Typical CVs & MVs in healthcare are patient outcomes and revenue (CVs) to staff and patient beds (MVs). If you hit a bottleneck, hire or build. In an increasing competitive and cash strapped environment, these are fewer available MVs (article). Process control teaches us that MVs can number 1 to n with varying degrees of bang for your buck. Creativity, innovation, "boot strapping" (a favorite venture capitalist & entrepreneur term) can come from asking the question"What can I do with what I have?" or "What MVs do I have at my disposal?" Your CVs become your strategic objectives and your MVs are the resources that you can bring to bear that can actually make a difference in your CVs.

Analytics

Most engineers in business school find that if they could understand systems of differential equations in undergrad, business analytics should be quite easy by comparison. The analysis techniques I most frequently use for my clients in industry come from the following core topics:

  • Statistics [is this data meaningful?]
  • Multivariate analysis [how do I use data to predict behavior?]
  • Time-series analysis [how does behavior change with time?]
  • Optimization [how do I maximize KPIs given constraints?]
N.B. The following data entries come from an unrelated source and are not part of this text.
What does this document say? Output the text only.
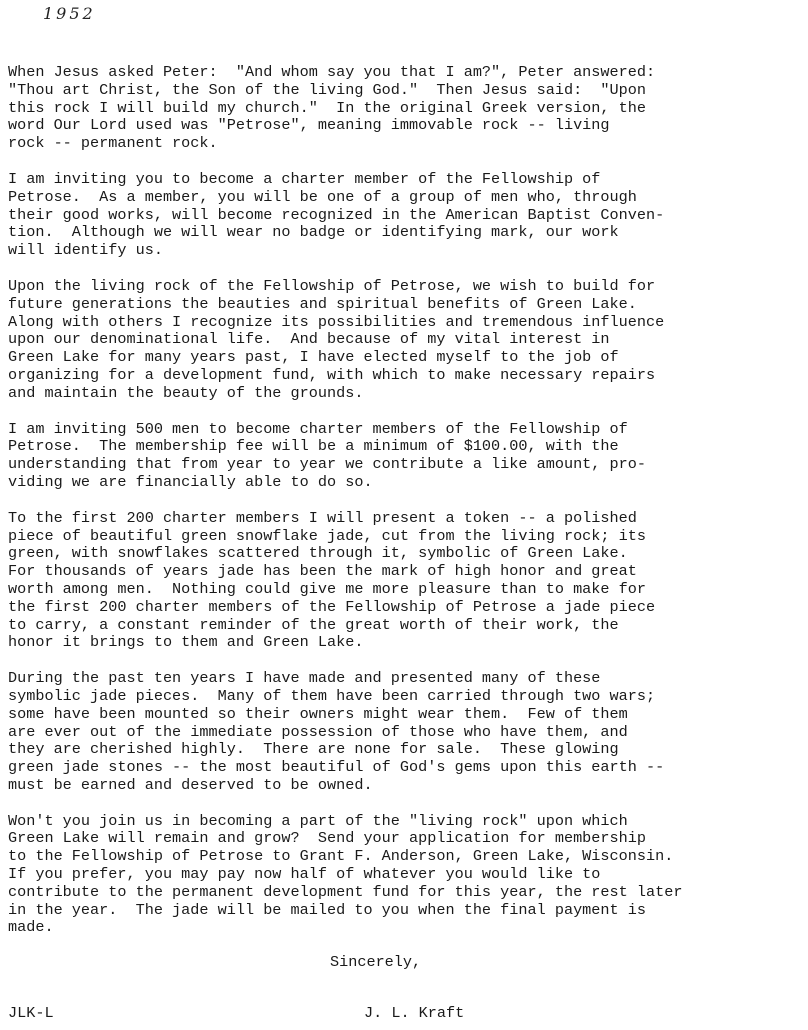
1952
When Jesus asked Peter:  "And whom say you that I am?", Peter answered:
"Thou art Christ, the Son of the living God."  Then Jesus said:  "Upon
this rock I will build my church."  In the original Greek version, the
word Our Lord used was "Petrose", meaning immovable rock -- living
rock -- permanent rock.
I am inviting you to become a charter member of the Fellowship of
Petrose.  As a member, you will be one of a group of men who, through
their good works, will become recognized in the American Baptist Conven-
tion.  Although we will wear no badge or identifying mark, our work
will identify us.
Upon the living rock of the Fellowship of Petrose, we wish to build for
future generations the beauties and spiritual benefits of Green Lake.
Along with others I recognize its possibilities and tremendous influence
upon our denominational life.  And because of my vital interest in
Green Lake for many years past, I have elected myself to the job of
organizing for a development fund, with which to make necessary repairs
and maintain the beauty of the grounds.
I am inviting 500 men to become charter members of the Fellowship of
Petrose.  The membership fee will be a minimum of $100.00, with the
understanding that from year to year we contribute a like amount, pro-
viding we are financially able to do so.
To the first 200 charter members I will present a token -- a polished
piece of beautiful green snowflake jade, cut from the living rock; its
green, with snowflakes scattered through it, symbolic of Green Lake.
For thousands of years jade has been the mark of high honor and great
worth among men.  Nothing could give me more pleasure than to make for
the first 200 charter members of the Fellowship of Petrose a jade piece
to carry, a constant reminder of the great worth of their work, the
honor it brings to them and Green Lake.
During the past ten years I have made and presented many of these
symbolic jade pieces.  Many of them have been carried through two wars;
some have been mounted so their owners might wear them.  Few of them
are ever out of the immediate possession of those who have them, and
they are cherished highly.  There are none for sale.  These glowing
green jade stones -- the most beautiful of God's gems upon this earth --
must be earned and deserved to be owned.
Won't you join us in becoming a part of the "living rock" upon which
Green Lake will remain and grow?  Send your application for membership
to the Fellowship of Petrose to Grant F. Anderson, Green Lake, Wisconsin.
If you prefer, you may pay now half of whatever you would like to
contribute to the permanent development fund for this year, the rest later
in the year.  The jade will be mailed to you when the final payment is
made.
Sincerely,
JLK-L	J. L. Kraft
If you have a firm grasp on how to use these concepts, your analytical confidence will be one of the most empowering tool kits you can have at your disposal. The most important lesson I learned from Purdue when writing my master's thesis and preparing my research for publication was learning how to deconstruct the work of others and then apply the same critical lens to my own work before it ever sees the light of day. The only way to discover the truth behind "lies, damn lies, and statistics" is to be able to take outside analysis to task and deconstruct others' work.

Engineers are trained to solve problems, making them ideal "get-it-done" corporate mechanics. Industrial engineers get specific training for business operations, but ChE training provides the analytical skills that rounds out our invaluable tool belt. Need to solve an ambiguous problem using an analytical framework while staying within resource constraints to maximize NPV? No problem. Attributing ChE benefits only to creative analytical problem solving would be too easy, so we'll next talk next about what you inherently learn from being a ChE that isn't explicitly part of any curriculum.

When have you used your ChE background as a corporate mechanic?

Photo: Robert J.Pennington, www.rhizomeimages.com
(C)2011 Arkan Kayihan, used with permission


Comments

May's picture

Agreed- one of the most valuable thingswe have acquired during an Engineering Program is problem solving skills. I find that with the engineering background, we are able to understand and implement work process more readily. We also tend to look for multiple options before jumping to conclusion. Those are all vital elements of today's corporation.